Today was the day I had planned for my first moment. I was looking forward to a quiet evening in the apartment and actually spent a few minutes fantasizing about which pair of fuzzy slippers I could wear for the event. When I got home, however, I found that the apartment was much more abuzz than I had expected. There were roommate-lease-renewal discussions to be had; my tortellini took much longer to cook than I had the patience for; my neighbor's frenetic progressive jazz band had chosen this night for rehearsal, and I discovered many wrinkled blouses in need of ironing in my drawer.
As I folded up my ironing board, I listened to my roommate's animated voices as they each finished phone calls in the hall or kitchen. This definitely wasn't the cool-cotton, soft-pajamas evening I had planned. And then my roommate cried into her phone, "Yay! Come over!" and explained that our concert pianist friend and neighbor was going to come over and practice on our piano. "If that's all right," she added, and we agreed.
What I ended up with tonight was a chance to try out the idea that peace doesn't come from fuzzy slippers, or from pants without a tight waistband, or from the complete absence of honking or bachata or jazz music bleeding through windows and walls. I grabbed my pillow, my journal, and my guide to the Exercises, and I sat next to my roommate on the couch. I chuckled at the introduction that instructed me to "select an environment that will provide you some quiet and privacy," and dove in, while the joyful sounds of Débussy and Chopin fell around us.
WHAT I LEARNED TODAY:
"Our longings and desires, though often expressed in very ordinary ways, are signals to us for our deep desire for God." I'd heard a few times, from Ignatian spirituality, that our desires give us clues about our vocation or the ways we can best use our gifts. But reading this statement reoriented that attitude. Our desires aren't just clues to our happiness, which God surely wants for us; but rather our desires indicate the paths that will bring us to know God more deeply - and through knowing God more deeply, know joy deeply, too.

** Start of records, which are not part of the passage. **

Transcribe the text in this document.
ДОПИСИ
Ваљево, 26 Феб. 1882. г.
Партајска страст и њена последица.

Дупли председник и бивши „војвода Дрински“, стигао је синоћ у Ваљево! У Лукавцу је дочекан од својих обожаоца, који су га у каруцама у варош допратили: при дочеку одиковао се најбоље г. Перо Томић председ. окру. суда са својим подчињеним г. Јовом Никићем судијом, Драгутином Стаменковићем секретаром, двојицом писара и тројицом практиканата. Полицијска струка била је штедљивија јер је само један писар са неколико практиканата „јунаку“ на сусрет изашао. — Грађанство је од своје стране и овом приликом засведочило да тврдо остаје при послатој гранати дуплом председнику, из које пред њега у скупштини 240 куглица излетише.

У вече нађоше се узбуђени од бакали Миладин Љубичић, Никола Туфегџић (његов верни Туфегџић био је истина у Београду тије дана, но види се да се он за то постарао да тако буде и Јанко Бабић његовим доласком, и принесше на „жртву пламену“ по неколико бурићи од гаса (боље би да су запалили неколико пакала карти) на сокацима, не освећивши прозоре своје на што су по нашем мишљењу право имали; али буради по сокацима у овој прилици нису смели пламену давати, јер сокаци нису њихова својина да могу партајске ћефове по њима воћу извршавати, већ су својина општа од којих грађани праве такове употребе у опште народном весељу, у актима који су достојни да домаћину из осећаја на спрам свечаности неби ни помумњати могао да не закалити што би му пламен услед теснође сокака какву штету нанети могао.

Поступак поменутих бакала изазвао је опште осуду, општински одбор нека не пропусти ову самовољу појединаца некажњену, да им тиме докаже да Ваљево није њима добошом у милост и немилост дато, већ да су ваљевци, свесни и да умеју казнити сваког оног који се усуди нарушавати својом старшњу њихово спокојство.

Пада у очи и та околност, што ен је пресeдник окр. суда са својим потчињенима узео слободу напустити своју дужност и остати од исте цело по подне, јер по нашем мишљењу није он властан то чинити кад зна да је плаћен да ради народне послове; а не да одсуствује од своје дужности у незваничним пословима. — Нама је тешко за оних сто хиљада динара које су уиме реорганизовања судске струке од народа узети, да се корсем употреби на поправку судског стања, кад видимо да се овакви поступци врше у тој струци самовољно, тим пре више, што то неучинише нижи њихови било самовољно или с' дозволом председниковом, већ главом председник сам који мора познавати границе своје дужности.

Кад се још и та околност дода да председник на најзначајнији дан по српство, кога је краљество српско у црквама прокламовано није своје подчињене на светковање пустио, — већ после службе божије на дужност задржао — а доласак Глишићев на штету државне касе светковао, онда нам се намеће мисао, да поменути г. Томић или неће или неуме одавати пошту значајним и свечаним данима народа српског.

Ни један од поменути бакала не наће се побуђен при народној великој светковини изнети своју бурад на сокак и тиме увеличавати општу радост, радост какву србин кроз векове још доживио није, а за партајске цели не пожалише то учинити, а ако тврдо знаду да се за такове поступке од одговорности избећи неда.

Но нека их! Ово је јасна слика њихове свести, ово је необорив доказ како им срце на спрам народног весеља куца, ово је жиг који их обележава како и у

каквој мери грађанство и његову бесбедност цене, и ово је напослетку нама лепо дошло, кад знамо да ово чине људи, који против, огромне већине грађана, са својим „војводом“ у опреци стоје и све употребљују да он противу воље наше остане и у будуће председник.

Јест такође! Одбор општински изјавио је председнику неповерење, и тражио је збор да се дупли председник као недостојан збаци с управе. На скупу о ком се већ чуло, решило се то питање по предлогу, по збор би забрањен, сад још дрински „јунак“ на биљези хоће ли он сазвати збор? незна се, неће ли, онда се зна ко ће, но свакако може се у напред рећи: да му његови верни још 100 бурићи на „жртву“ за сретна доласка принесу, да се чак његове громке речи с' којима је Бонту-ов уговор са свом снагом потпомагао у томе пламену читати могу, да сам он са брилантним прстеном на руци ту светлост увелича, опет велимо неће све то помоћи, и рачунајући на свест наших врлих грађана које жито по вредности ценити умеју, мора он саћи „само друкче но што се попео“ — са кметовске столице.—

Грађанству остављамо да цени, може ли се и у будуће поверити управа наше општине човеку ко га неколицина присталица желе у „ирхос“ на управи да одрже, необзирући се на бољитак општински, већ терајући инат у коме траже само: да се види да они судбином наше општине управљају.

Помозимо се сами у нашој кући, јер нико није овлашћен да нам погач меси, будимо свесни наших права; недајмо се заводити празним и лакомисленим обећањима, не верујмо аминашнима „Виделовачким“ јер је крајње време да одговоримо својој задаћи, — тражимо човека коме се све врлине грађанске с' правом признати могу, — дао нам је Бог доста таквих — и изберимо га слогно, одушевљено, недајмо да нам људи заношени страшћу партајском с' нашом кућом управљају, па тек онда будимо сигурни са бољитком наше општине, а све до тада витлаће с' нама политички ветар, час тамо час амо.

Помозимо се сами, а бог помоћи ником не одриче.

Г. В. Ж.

"Seek the Lord while he may be found." Of all the quotations and passages for reflections in this week's reading, I kept coming back to this one. It made me remember yesterday's experience of finding God in the Torah and the moments of joy that, with luck and grace, await.
HOW I LEFT MY COMFORT ZONE:
I carried my journal and a prayer book into a room that was currently occupied by two other people.
I was actually scared to commit myself to 20 minutes of prayer, without using a to-do list or a noisy environment as an excuse to skip it for the night. And I'm a bit intimidated by the commitment to do this over the next 32 weeks!
Quotations from Carol Ann Smith, SHCJ and Eugene F. Mertz, SJ, Moment by Moment: A Retreat in Everyday Life, Notre Dame, IN: Ave Maria Press, 2000.